Si cette déclaration n’est pas une surprise dans l’Hexagone -il s’agissait d’une promesse de campagne de Macron- elle irrite fortement Ankara. Bref, « génocide turc en Arménie », dit Paris. « Génocide français en Algérie », réplique la Turquie. Ankara veut renvoyer la France à son propre passé colonial. Les crispations sur le sujet entre les deux pays sont anciennes. En 2001, la reconnaissance du génocide arménien par le Parlement français provoqua de vives réactions officielles et populaires : convocation de l’ambassadeur de France à Ankara, appel au boycott des produits français.

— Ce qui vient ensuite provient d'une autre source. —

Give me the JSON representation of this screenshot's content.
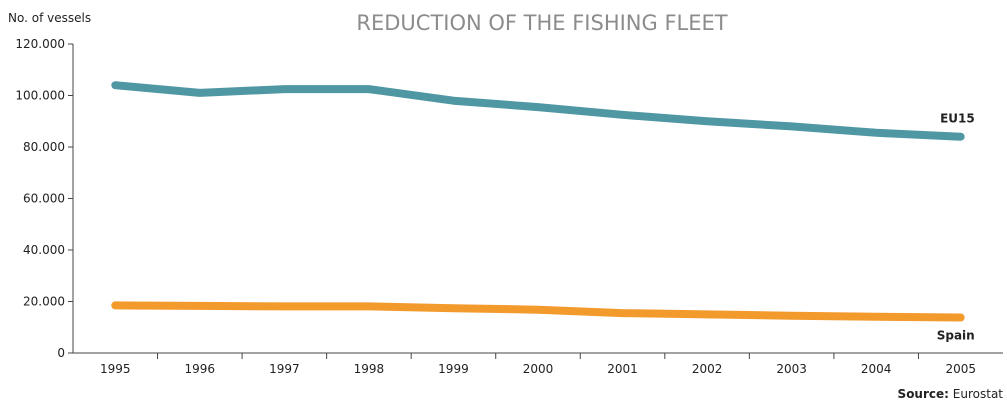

Il faut dire qu’en Turquie, la question de la reconnaissance du génocide arménien sous l’Empire ottoman en 1915 revient à chambouler la mémoire collective, et donc les fondements de la Turquie moderne créée en 1928 par Mustafa Kemal. « En fait, pour la Turquie, admettre les massacres reviendrait à reconnaître que certains héros de la construction de l’État moderne étaient aussi des assassins. Toute l’imagerie de l’histoire du pays tomberait en lambeaux », résumait le sociologue et historien turc Taner Akçam, dans un article du Monde diplomatique publié en 2001.